How often have you thought, “I’m in the mood for some great bluegrass, but I also want a side serving of cringe worthy dad jokes?” Next time you have that specific craving, you should definitely hope that The David Mayfield Parade is in town. They brought their unique show to the Avalon Theater’s Stoltz Listening Room this past Friday and left a sellout crowd thoroughly entertained.
Mayfield led his impressive band – including standout Steven Moore on 5-string banjo – through a fast-paced 90-minute show, evoking every emotion from joy to despair, sometimes in the same song.

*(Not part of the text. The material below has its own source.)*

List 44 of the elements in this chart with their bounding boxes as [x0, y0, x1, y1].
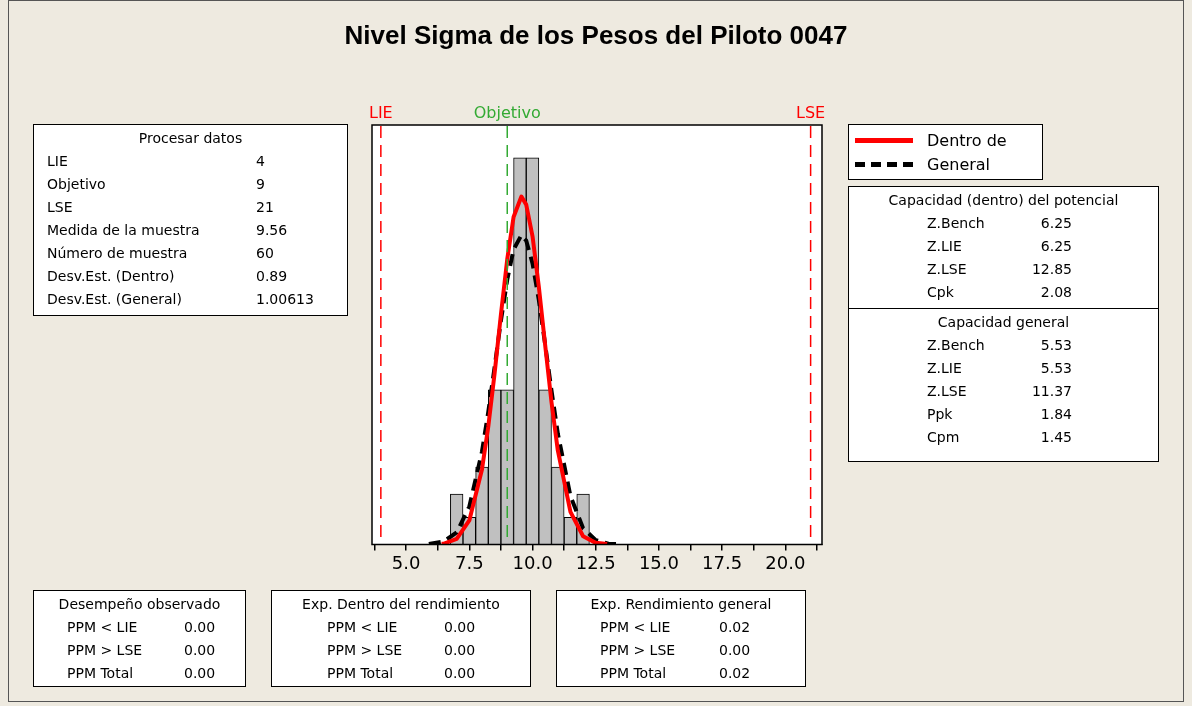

The songs were based in bluegrass, and occasionally ventured out to more straightforward folk or even rock(ish) territory. I have, for example, absolutely no idea how to classify their set closer, Trapped Under the Ice, which featured a call-and-response section of nonsense syllables and a catchy sing-along chorus (“I am a monkey in a cage”). But it rocked, and it absolutely worked.
In addition to top-notch musical chops, the band showcased impressive vocal harmonies on almost every song. Watching Mayfield, Moore and multi-instrumentalist Mat Dunkelberger huddle around their one distinctive retro-styled Ear Trumpet microphone was one of the real pleasures of the show. The three voices, undergirded by Gram Bell’s elegant upright bass, delivered on song after song.
Mayfield and the band were clearly excited to be back playing before a live audience after a two-year hiatus for, as he put it, “no particular reason.” Although he looks more like a Brooklyn hipster than the son of Ohio based bluegrass musicians (as he is), Mayfield’s stage presence was at once goofy, sincere, and self-effacing. He was, at every moment, totally committed to entertaining the audience (and, always, himself).
What made the mixture of comedy and music successful is that the musicianship was so good that even the worst jokes – told with knowing wink – could not distract from it. Mayfield’s mugging worked because his playing – on both the acoustic guitar and the mandolin – and his singing were so powerful. In less talented hands, it would crossed over into being annoying.
This was my first time in the Stoltz Listening Room. It’s hard to imagine a better place to listen to music. Small rooms – Stoltz holds a little under 70 – often get described as “intimate,” and I guess that’s accurate here. But its more than that too – it is comfortable, even spacious, the staff are welcoming, and the sound is phenomenal. When Mayfield sang his first encore from the middle of room, with just his guitar and without any amplification, every note and every cord was loud and clear. I am already scouring the Stolz calendar looking for an excuse to go back.
Mark Pelavin, the founder of Hambleton Cove Consulting, is a writer, consultant and music lover living, very happily, in St. Michaels.